Imperial County's Title 9 fence rules add a corner-lot sight-distance limit (fencing may not exceed 30 inches where it would obstruct traffic visibility). Cost-sharing for a shared boundary fence is governed by California's statewide Good Neighbor Fence Law, Civil Code Section 841, which presumes adjoining owners share costs equally.

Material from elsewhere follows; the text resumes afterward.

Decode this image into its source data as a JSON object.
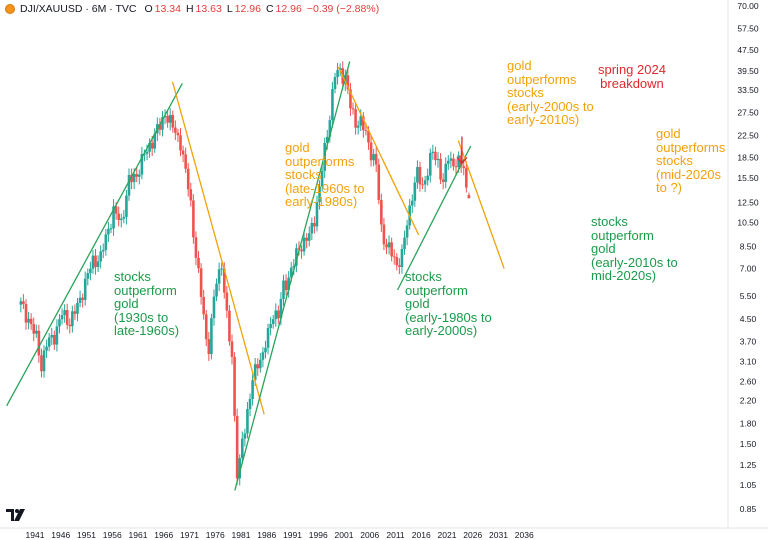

For fences on or near a shared boundary in unincorporated Imperial County, two layers of law apply. First, the County's Land Use Ordinance (Title 9, Division 4, Chapter 3) protects traffic visibility on corner parcels: on a corner parcel in any zone, fencing, if installed, shall not obstruct or hinder the line of sight for traffic conditions and shall not exceed 30 inches in height in the area affecting that sight line. This protects drivers and pedestrians at intersections regardless of who owns the fence. Second, who pays for a shared fence is a matter of California state law, not the County code. California Civil Code Section 841, the Good Neighbor Fence Law, presumes that adjoining landowners share an equal benefit from a fence dividing their properties and, unless they agree otherwise in writing, are equally responsible for the reasonable costs of construction, maintenance or necessary replacement. A landowner who intends to incur such costs must give 30 days' prior written notice to each affected adjoining owner, describing the problem, the proposed work, the estimated cost, and how the cost will be shared. The equal-share presumption can be rebutted if a court finds equal cost-sharing would be unjust, weighing factors like disproportionate burden. The County does not adjudicate these private cost disputes; they are resolved between neighbors or in civil court. Imperial County itself does not set a separate boundary-fence cost ordinance, so Section 841 controls cost-sharing while Title 9 controls height, sight lines and materials.
Sight-line and height violations on corner lots are enforced by County Code Enforcement under Title 9, Division 13 (infraction up to $1,000 first offense, escalating to a misdemeanor for repeat violations). Cost-sharing disputes under Civil Code Section 841 are private civil matters resolved between neighbors or in court, not by County enforcement.